(512b) 13c Pathway Analysis for the Role of Formate in Electricity Generation By Shewanella Oneidensis MR-1 Using Lactate in Microbial Fuel Cells

Authors: 
Guo, W., Virginia Polytechnic Institute and State University
Luo, S., Virginia Polytechnic Institute and State University
Nealson, K. H., University of Southern California
He, Z., Virginia Polytechnic Institute and State University
Feng, X., Virginia Polytechnic Institute and State University
Microbial fuel cell (MFC) is a promising technology for wastewater treatment. Basically, the microorganisms sticking on the anode of the MFC utilize various organic compounds from the wastewater as the electron donors to generate electricity, while in the meantime removing the organic compounds in the wastewater. The type of electron donors fed into MFCs affects the electrical performance, and mechanistic understanding of such effects is important to optimize the MFC performance.
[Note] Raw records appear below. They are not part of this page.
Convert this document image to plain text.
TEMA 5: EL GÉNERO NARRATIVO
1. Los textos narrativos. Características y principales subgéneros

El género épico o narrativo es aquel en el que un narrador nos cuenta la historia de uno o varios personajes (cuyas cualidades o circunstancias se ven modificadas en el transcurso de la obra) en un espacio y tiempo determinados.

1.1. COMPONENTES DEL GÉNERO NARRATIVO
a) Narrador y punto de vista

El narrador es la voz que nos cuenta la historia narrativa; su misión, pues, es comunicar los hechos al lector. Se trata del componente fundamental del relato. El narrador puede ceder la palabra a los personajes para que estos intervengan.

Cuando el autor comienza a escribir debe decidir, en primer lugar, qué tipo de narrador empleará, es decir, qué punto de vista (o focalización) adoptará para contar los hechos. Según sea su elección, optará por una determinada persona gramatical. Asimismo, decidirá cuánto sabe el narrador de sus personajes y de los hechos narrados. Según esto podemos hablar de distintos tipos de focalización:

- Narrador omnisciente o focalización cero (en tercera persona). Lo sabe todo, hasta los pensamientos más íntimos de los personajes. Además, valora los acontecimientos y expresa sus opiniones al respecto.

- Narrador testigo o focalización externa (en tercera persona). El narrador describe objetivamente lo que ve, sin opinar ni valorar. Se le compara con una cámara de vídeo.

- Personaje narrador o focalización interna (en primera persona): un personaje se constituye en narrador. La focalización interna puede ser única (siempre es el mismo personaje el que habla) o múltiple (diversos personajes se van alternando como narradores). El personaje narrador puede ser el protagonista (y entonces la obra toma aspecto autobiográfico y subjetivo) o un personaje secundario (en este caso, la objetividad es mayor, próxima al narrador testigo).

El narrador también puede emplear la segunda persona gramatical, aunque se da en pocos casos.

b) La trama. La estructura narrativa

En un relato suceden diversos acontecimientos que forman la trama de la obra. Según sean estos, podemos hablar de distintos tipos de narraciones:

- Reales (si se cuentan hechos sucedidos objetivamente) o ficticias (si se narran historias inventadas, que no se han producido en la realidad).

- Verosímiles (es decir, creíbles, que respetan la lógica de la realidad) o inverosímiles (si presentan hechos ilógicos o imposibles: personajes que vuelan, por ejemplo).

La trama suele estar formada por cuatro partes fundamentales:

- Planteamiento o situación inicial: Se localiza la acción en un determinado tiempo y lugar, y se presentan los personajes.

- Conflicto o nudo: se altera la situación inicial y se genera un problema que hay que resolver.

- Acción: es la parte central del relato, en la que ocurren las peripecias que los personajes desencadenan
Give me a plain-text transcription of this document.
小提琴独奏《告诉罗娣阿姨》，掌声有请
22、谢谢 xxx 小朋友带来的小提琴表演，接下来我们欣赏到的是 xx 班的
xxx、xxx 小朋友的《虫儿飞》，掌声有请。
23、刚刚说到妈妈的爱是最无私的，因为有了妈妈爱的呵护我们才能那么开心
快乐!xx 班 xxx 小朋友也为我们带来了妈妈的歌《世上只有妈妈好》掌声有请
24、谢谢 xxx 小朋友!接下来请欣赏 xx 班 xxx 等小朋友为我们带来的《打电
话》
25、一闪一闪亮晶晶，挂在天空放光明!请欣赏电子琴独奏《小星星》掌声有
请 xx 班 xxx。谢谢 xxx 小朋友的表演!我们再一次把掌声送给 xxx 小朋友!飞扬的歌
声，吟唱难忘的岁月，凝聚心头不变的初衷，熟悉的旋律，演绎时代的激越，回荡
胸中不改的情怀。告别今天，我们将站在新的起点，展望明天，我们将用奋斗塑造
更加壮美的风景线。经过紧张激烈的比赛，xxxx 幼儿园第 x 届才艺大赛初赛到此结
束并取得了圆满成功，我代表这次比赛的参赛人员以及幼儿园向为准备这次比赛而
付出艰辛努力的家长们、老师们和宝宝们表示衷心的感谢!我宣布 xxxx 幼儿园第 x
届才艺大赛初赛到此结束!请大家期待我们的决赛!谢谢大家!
In this study, we used a model organism in MFCs, Shewanella oneidensis MR-1, and 13C pathway analysis to investigate the role of formate in electricity generation and the related microbial metabolism. Our results indicated a synergistic effect of formate and lactate on electricity generation, and extra formate addition on the original lactate resulted in more electrical output than using formate or lactate as a sole electron donor. Based on the 13C tracer analysis, we discovered decoupled cell growth and electricity generation in S. oneidensis MR-1 during co-utilization of lactate and formate (i.e., while the lactate was mainly metabolized to support the cell growth, the formate was oxidized to release electrons for higher electricity generation). To our best knowledge, this is the first time that 13C tracer analysis was applied to study microbial metabolism in MFCs and it was demonstrated to be a valuable tool to understand the metabolic pathways affected by electron donors in the selected electrochemically-active microorganisms.